1776 is one of my favorite movies and, while it takes liberties with (but never declared independency of) history for dramatic purposes, it stays generally correct. However, it’s actually one of the movies that, due to time constraints, had to remove historically accurate material that was in the original drafts: a Mohawk Indian who came to negotiate with Congress during this time and spoke in a perfect Oxford English accent, the junket to New Jersey during which Franklin and Adams and another delegate had to share a bed in a crowded tavern, and a couple of randy goings on outside of Congress with some of the members.
As far as historical changes, they were mostly to condense the constantly coming and going dozens of members of the Congress into a few who you could remember and keep track of, and a few characterizations were changed. Perhaps the most serious things changed biographically would be the role of James Wilson and the climactic moment when he switches his vote; we don’t really know why he changed it, and he was really not in the shadow of Dickinson (who was his former law professor but they weren’t chums; incidentally, Dickinson’s considerable holdings were mostly in Delaware and in his political career he was usually the representative from DE, not PA, though he was representing PA in 1776). Also, Caesar Rodney, while he did leave due to health reasons related to his skin cancer, wasn’t really at death’s door like he was in the play/movie, he was just severely uncomfortable; he in fact lived for several more years. Also, Thomas Jefferson’s wife never actually came to Pennsylvania and was in fact recovering from a stillbirth in 1776, but I don’t think any fan of the show minds as we got a great number out of it and you get to see the Tom:Martha dynamic and compare-contrast it with John:Abby without both relationships being telepathic.

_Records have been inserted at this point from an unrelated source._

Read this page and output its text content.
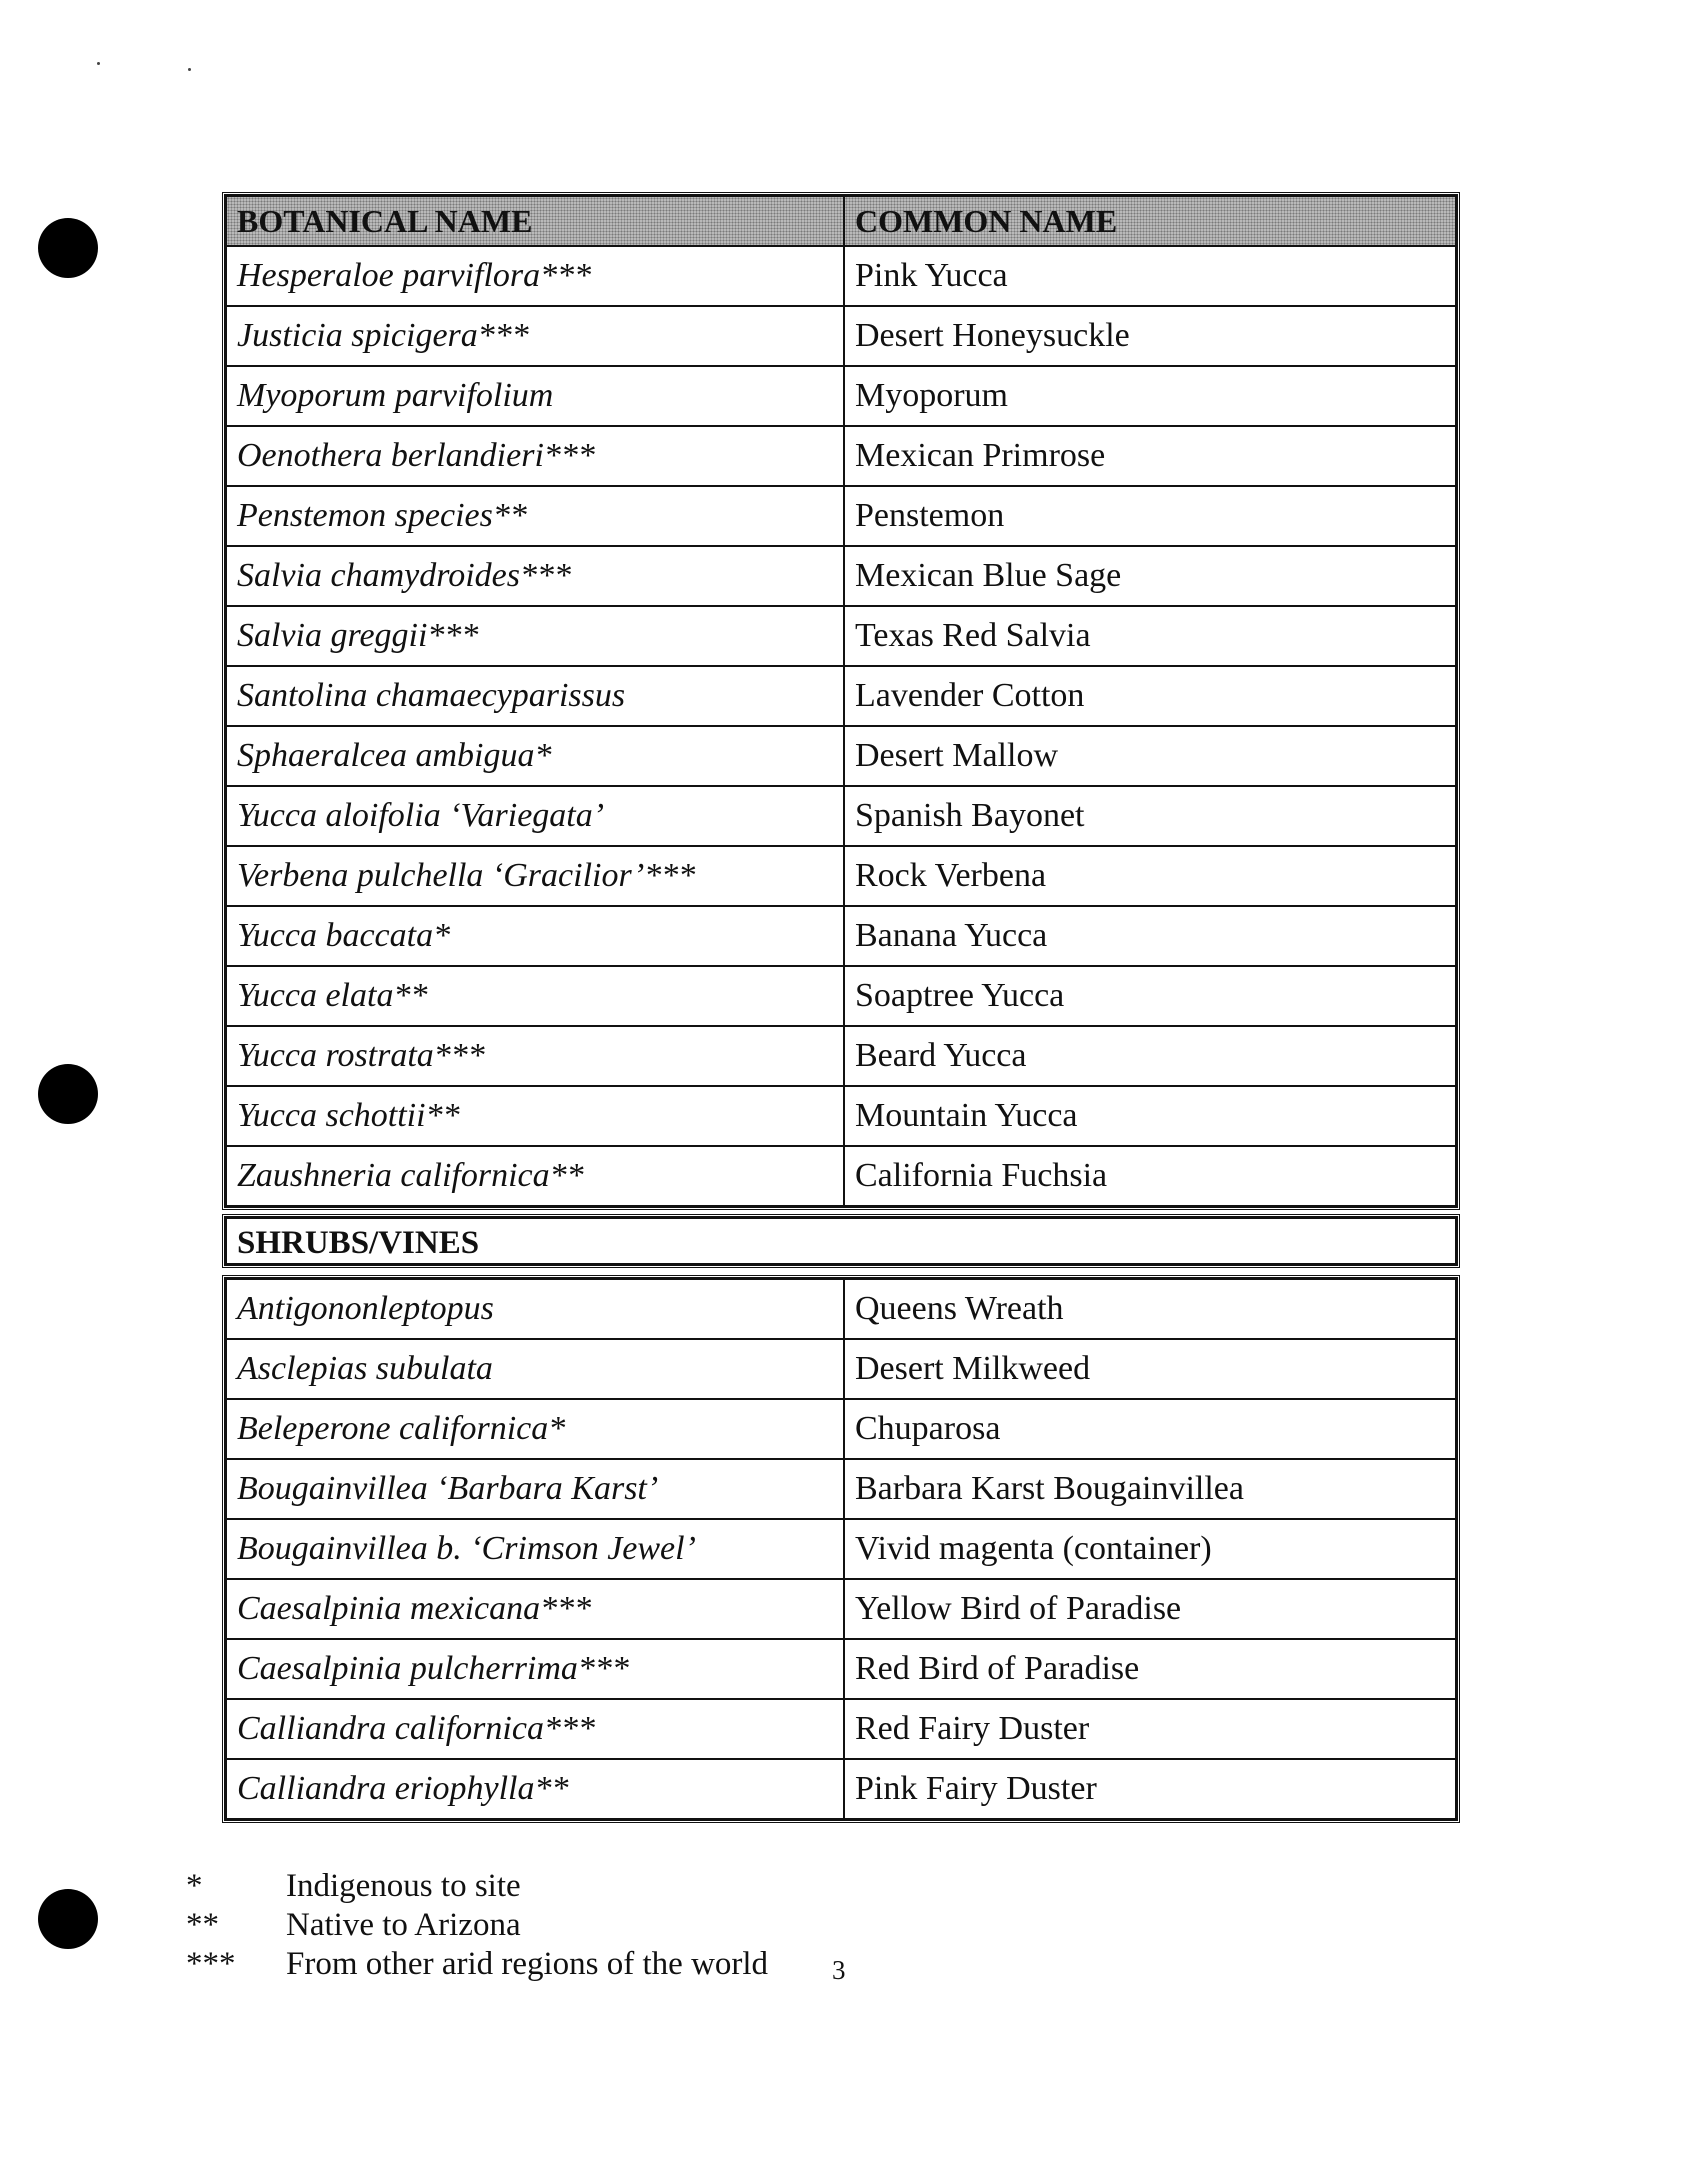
BOTANICAL NAME	COMMON NAME
Hesperaloe parviflora***	Pink Yucca
Justicia spicigera***	Desert Honeysuckle
Myoporum parvifolium	Myoporum
Oenothera berlandieri***	Mexican Primrose
Penstemon species**	Penstemon
Salvia chamydroides***	Mexican Blue Sage
Salvia greggii***	Texas Red Salvia
Santolina chamaecyparissus	Lavender Cotton
Sphaeralcea ambigua*	Desert Mallow
Yucca aloifolia ‘Variegata’	Spanish Bayonet
Verbena pulchella ‘Gracilior’***	Rock Verbena
Yucca baccata*	Banana Yucca
Yucca elata**	Soaptree Yucca
Yucca rostrata***	Beard Yucca
Yucca schottii**	Mountain Yucca
Zaushneria californica**	California Fuchsia
SHRUBS/VINES
Antigononleptopus	Queens Wreath
Asclepias subulata	Desert Milkweed
Beleperone californica*	Chuparosa
Bougainvillea ‘Barbara Karst’	Barbara Karst Bougainvillea
Bougainvillea b. ‘Crimson Jewel’	Vivid magenta (container)
Caesalpinia mexicana***	Yellow Bird of Paradise
Caesalpinia pulcherrima***	Red Bird of Paradise
Calliandra californica***	Red Fairy Duster
Calliandra eriophylla**	Pink Fairy Duster
*	Indigenous to site
**	Native to Arizona
***	From other arid regions of the world 3
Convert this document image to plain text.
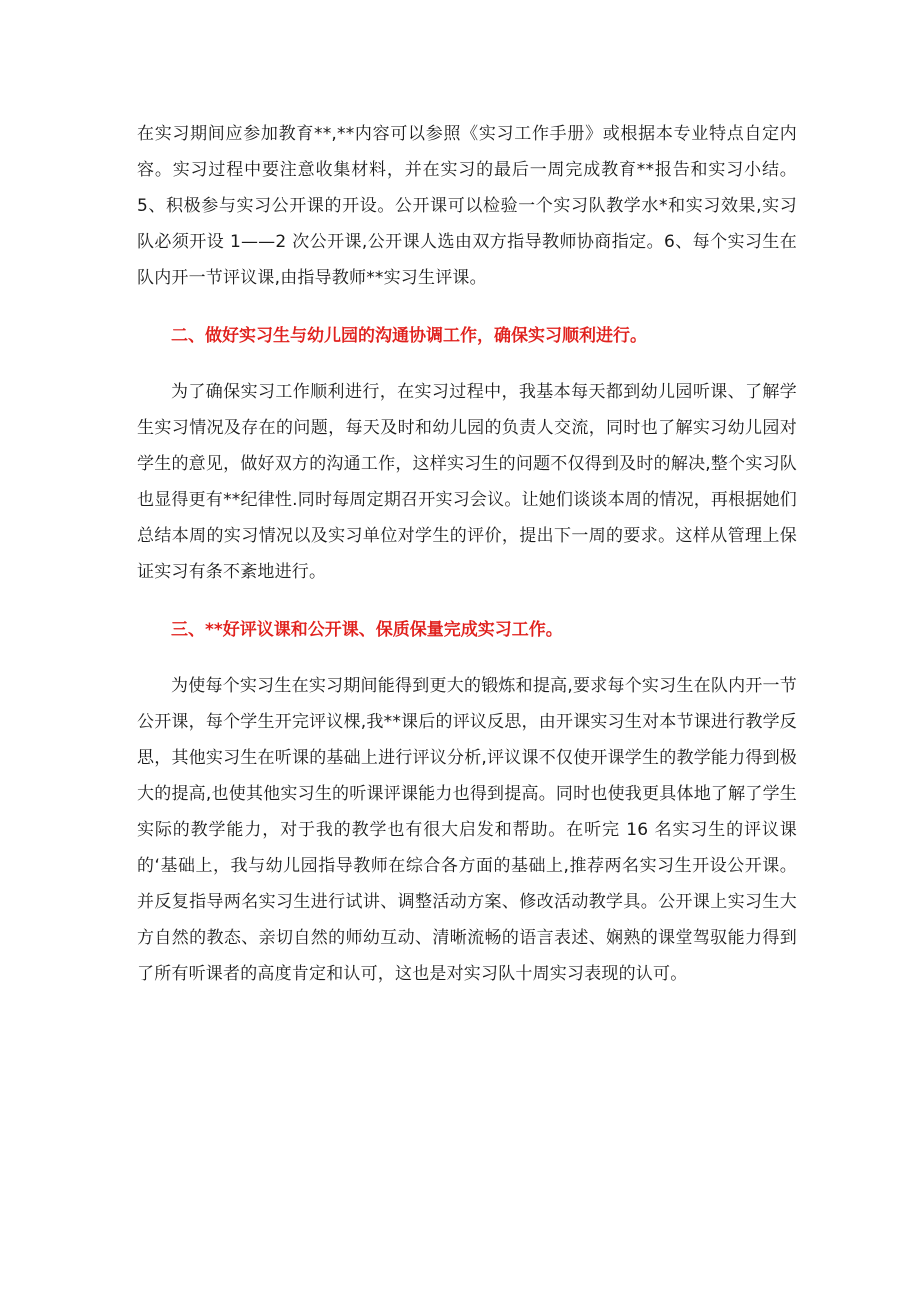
在实习期间应参加教育**,**内容可以参照《实习工作手册》或根据本专业特点自定内容。实习过程中要注意收集材料，并在实习的最后一周完成教育**报告和实习小结。5、积极参与实习公开课的开设。公开课可以检验一个实习队教学水*和实习效果,实习队必须开设 1——2 次公开课,公开课人选由双方指导教师协商指定。6、每个实习生在队内开一节评议课,由指导教师**实习生评课。

二、做好实习生与幼儿园的沟通协调工作，确保实习顺利进行。

为了确保实习工作顺利进行，在实习过程中，我基本每天都到幼儿园听课、了解学生实习情况及存在的问题，每天及时和幼儿园的负责人交流，同时也了解实习幼儿园对学生的意见，做好双方的沟通工作，这样实习生的问题不仅得到及时的解决,整个实习队也显得更有**纪律性.同时每周定期召开实习会议。让她们谈谈本周的情况，再根据她们总结本周的实习情况以及实习单位对学生的评价，提出下一周的要求。这样从管理上保证实习有条不紊地进行。

三、**好评议课和公开课、保质保量完成实习工作。

为使每个实习生在实习期间能得到更大的锻炼和提高,要求每个实习生在队内开一节公开课，每个学生开完评议棵,我**课后的评议反思，由开课实习生对本节课进行教学反思，其他实习生在听课的基础上进行评议分析,评议课不仅使开课学生的教学能力得到极大的提高,也使其他实习生的听课评课能力也得到提高。同时也使我更具体地了解了学生实际的教学能力，对于我的教学也有很大启发和帮助。在听完 16 名实习生的评议课的‘基础上，我与幼儿园指导教师在综合各方面的基础上,推荐两名实习生开设公开课。并反复指导两名实习生进行试讲、调整活动方案、修改活动教学具。公开课上实习生大方自然的教态、亲切自然的师幼互动、清晰流畅的语言表述、娴熟的课堂驾驭能力得到了所有听课者的高度肯定和认可，这也是对实习队十周实习表现的认可。
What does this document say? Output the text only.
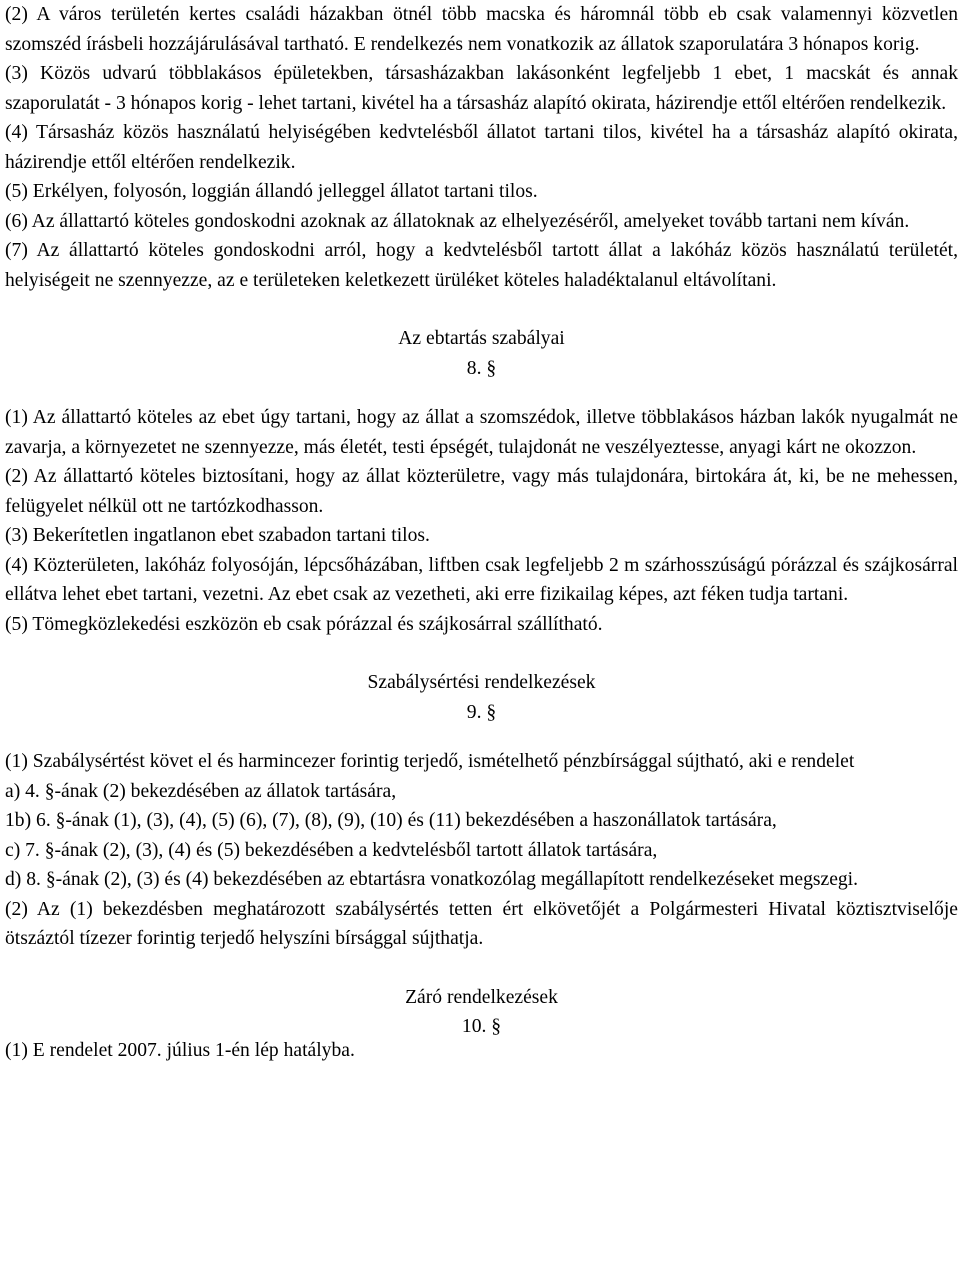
(2) A város területén kertes családi házakban ötnél több macska és háromnál több eb csak valamennyi közvetlen szomszéd írásbeli hozzájárulásával tartható. E rendelkezés nem vonatkozik az állatok szaporulatára 3 hónapos korig.

(3) Közös udvarú többlakásos épületekben, társasházakban lakásonként legfeljebb 1 ebet, 1 macskát és annak szaporulatát - 3 hónapos korig - lehet tartani, kivétel ha a társasház alapító okirata, házirendje ettől eltérően rendelkezik.

(4) Társasház közös használatú helyiségében kedvtelésből állatot tartani tilos, kivétel ha a társasház alapító okirata, házirendje ettől eltérően rendelkezik.

(5) Erkélyen, folyosón, loggián állandó jelleggel állatot tartani tilos.

(6) Az állattartó köteles gondoskodni azoknak az állatoknak az elhelyezéséről, amelyeket tovább tartani nem kíván.

(7) Az állattartó köteles gondoskodni arról, hogy a kedvtelésből tartott állat a lakóház közös használatú területét, helyiségeit ne szennyezze, az e területeken keletkezett ürüléket köteles haladéktalanul eltávolítani.

Az ebtartás szabályai

8. §

(1) Az állattartó köteles az ebet úgy tartani, hogy az állat a szomszédok, illetve többlakásos házban lakók nyugalmát ne zavarja, a környezetet ne szennyezze, más életét, testi épségét, tulajdonát ne veszélyeztesse, anyagi kárt ne okozzon.

(2) Az állattartó köteles biztosítani, hogy az állat közterületre, vagy más tulajdonára, birtokára át, ki, be ne mehessen, felügyelet nélkül ott ne tartózkodhasson.

(3) Bekerítetlen ingatlanon ebet szabadon tartani tilos.

(4) Közterületen, lakóház folyosóján, lépcsőházában, liftben csak legfeljebb 2 m szárhosszúságú pórázzal és szájkosárral ellátva lehet ebet tartani, vezetni. Az ebet csak az vezetheti, aki erre fizikailag képes, azt féken tudja tartani.

(5) Tömegközlekedési eszközön eb csak pórázzal és szájkosárral szállítható.

Szabálysértési rendelkezések

9. §

(1) Szabálysértést követ el és harmincezer forintig terjedő, ismételhető pénzbírsággal sújtható, aki e rendelet

a) 4. §-ának (2) bekezdésében az állatok tartására,

1b) 6. §-ának (1), (3), (4), (5) (6), (7), (8), (9), (10) és (11) bekezdésében a haszonállatok tartására,

c) 7. §-ának (2), (3), (4) és (5) bekezdésében a kedvtelésből tartott állatok tartására,

d) 8. §-ának (2), (3) és (4) bekezdésében az ebtartásra vonatkozólag megállapított rendelkezéseket megszegi.

(2) Az (1) bekezdésben meghatározott szabálysértés tetten ért elkövetőjét a Polgármesteri Hivatal köztisztviselője ötszáztól tízezer forintig terjedő helyszíni bírsággal sújthatja.

Záró rendelkezések

10. §

(1) E rendelet 2007. július 1-én lép hatályba.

The Lion in Winter implies that Eleanor is very rarely “trotted out to court”, but in fact she spent months at a time at a time at various courts in France and far away from the castle in England where she was officially a prisoner. Admittedly, she was under guard when there and could not leave the castle without an “escort” whose number one job was to make sure she didn’t escape, but, she did have a lot more freedom than Christmas and Easter away from her confinement (which, of course, was luxurious by the standards of the time; house arrest in the royal quarters beat freedom in a peasant’s hovel). Not so much an error as not mentioned: Geoffrey was Count of Brittany by right of marriage, not through pre-inheritance from Eleanor and Henry as is implied. Also not in the play because it did not go far enough: when Henry II died [during a campaign against Richard… again] Richard released Eleanor asap from her confinement, and tossed Alice into her former quarters. (Eventually she was freed as part of a treaty, and she married and had a family and all and faded from history.)